Very true. However, I could not detect anything. That is quite clever from the hackers to target pngs etc. I did not think that was possible. It appears it is.

 

[oldman777]

I have always used various antiviruses from various well-known vendors and always got various issues from this. False positives and so on. A few years ago, I decided to get rid of it altogether.
I have removed a third-party antivirus and completely disabled Windows Defender via gpedit.msc.
All the issues and inconveniences went away with the antiviruses and the system working much faster. Nothing strange or suspicious has happened to the system over the years.

Warning: Do not try to do this if you do not have enough experience using a PC!

 

[Forester1]

Thank you so much, Ivo, that is very kind of you. It worked fine. Proof that Defender just doesn't like .7z for some reason, although I have plenty of assets stored in .7z.

 

[JAGG]

Random ignition based inventions usually do so...

 

[JCitron]

Very true. However, I could not detect anything. That is quite clever from the hackers to target pngs etc. I did not think that was possible. It appears it is.

That could've been a false positive. They happen, but yeah images can be infected.
https://gizmodo.com/malware-images-virus-photos-pictures-how-block-antiviru-1849572516

Fonts too and even binary-encoded EPS files. This technique was used to create the "Lino virus" that was aimed specifically at Linotronic imagesetters. These are large, I mean really, really large, film recording devices used to produce films for the printing industry. I can't find a link to any information on this one, thanks to the polluted search engines using directed searches, but it caused quite a stir in the early 90s.

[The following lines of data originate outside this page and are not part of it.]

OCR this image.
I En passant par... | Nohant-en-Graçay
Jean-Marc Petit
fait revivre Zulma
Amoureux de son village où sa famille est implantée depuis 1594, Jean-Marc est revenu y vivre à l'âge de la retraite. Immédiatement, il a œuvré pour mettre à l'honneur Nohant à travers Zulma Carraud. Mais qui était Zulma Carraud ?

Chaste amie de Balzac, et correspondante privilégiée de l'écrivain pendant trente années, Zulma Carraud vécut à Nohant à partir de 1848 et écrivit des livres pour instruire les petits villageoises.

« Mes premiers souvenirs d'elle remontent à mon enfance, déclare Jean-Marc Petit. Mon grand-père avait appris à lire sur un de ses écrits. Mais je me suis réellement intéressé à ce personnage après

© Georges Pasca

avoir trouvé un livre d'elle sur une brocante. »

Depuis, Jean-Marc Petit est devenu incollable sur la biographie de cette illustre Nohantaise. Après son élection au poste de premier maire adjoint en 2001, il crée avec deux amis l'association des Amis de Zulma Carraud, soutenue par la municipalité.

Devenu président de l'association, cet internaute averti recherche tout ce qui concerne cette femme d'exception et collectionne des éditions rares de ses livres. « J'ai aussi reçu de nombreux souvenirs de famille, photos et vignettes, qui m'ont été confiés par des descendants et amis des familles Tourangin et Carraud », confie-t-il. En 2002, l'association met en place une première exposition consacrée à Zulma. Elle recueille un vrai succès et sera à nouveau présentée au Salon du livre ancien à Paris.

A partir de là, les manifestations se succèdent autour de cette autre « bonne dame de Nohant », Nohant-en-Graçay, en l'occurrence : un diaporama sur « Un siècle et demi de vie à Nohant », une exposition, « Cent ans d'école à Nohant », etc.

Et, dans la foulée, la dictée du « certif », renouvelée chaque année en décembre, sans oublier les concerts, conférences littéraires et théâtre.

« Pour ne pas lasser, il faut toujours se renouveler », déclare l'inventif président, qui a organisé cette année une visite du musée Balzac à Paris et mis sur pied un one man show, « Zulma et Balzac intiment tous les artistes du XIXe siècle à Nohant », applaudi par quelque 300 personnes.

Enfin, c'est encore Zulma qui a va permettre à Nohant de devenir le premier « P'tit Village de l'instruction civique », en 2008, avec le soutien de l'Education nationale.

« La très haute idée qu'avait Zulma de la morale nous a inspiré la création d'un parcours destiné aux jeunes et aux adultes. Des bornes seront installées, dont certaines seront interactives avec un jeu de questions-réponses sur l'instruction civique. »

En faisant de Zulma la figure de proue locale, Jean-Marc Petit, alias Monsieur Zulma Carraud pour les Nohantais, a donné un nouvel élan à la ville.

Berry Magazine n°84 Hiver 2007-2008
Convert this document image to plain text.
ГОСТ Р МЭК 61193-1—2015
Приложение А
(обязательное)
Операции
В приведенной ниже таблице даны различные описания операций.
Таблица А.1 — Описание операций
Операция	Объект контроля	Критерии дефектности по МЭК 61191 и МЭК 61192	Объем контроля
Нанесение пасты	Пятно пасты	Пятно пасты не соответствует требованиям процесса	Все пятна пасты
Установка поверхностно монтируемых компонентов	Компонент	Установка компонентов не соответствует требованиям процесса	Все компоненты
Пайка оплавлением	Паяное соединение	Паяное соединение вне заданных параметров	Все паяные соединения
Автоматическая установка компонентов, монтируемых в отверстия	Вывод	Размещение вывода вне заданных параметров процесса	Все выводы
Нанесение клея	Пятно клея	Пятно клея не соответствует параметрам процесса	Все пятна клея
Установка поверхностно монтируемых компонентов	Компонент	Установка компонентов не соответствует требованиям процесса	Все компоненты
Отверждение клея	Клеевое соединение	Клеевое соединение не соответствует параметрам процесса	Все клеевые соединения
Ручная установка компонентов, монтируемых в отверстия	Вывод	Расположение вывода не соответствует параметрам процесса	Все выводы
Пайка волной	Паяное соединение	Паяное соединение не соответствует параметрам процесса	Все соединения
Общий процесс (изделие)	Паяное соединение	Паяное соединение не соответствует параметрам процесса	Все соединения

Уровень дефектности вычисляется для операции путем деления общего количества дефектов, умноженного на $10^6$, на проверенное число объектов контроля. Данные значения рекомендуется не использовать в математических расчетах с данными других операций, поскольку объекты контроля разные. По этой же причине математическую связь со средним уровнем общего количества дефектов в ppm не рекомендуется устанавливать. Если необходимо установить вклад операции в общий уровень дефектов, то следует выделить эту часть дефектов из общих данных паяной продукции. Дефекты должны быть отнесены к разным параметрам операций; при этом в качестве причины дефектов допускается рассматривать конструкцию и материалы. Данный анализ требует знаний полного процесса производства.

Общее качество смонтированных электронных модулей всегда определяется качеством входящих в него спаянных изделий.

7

The thing is any file containing binary data can be infected. Scary stuff!

 

[JCitron]

I have always used various antiviruses from various well-known vendors and always got various issues from this. False positives and so on. A few years ago, I decided to get rid of it altogether.
I have removed a third-party antivirus and completely disabled Windows Defender via gpedit.msc.
All the issues and inconveniences went away with the antiviruses and the system working much faster. Nothing strange or suspicious has happened to the system over the years.

Warning: Do not try to do this if you do not have enough experience using a PC!

Yes, the machines definitely run faster but there's still that risk that something can get in. It's not that you aren't careful in your browsing habits and work carefully, what used to be a safe website could be infected. Recently, as people have reported here, once safe Trainz-content websites are infected with droppers or some other malware that can then infect your system.

 

[oldman777]

Yes, the machines definitely run faster but there's still that risk that something can get in. It's not that you aren't careful in your browsing habits and work carefully, what used to be a safe website could be infected. Recently, as people have reported here, once safe Trainz-content websites are infected with droppers or some other malware that can then infect your system.

Can you give me some links to such infected sites? I really like experiments and I want to go to these sites and personally verify the existence of such threats.

 

[MasterTracklayer]

Now that is literally asking for trouble. I hope you don`t regret it.

 

[Forester1]

LOL! I would not want to go to such a site to verify and get the link!

 

[oldman777]

Now that is literally asking for trouble. I hope you don`t regret it.

I was obviously misunderstood, this is not bravado or thoughtlessness.
I always know with confidence what I'm doing or not doing it at all. I just want to help those who do not have self-confidence, tell them how to distinguish a fake site from a real one and what not to do to get into trouble.

That is why I wrote in my first message regarding this:

Warning: Do not try to do this if you do not have enough experience using a PC!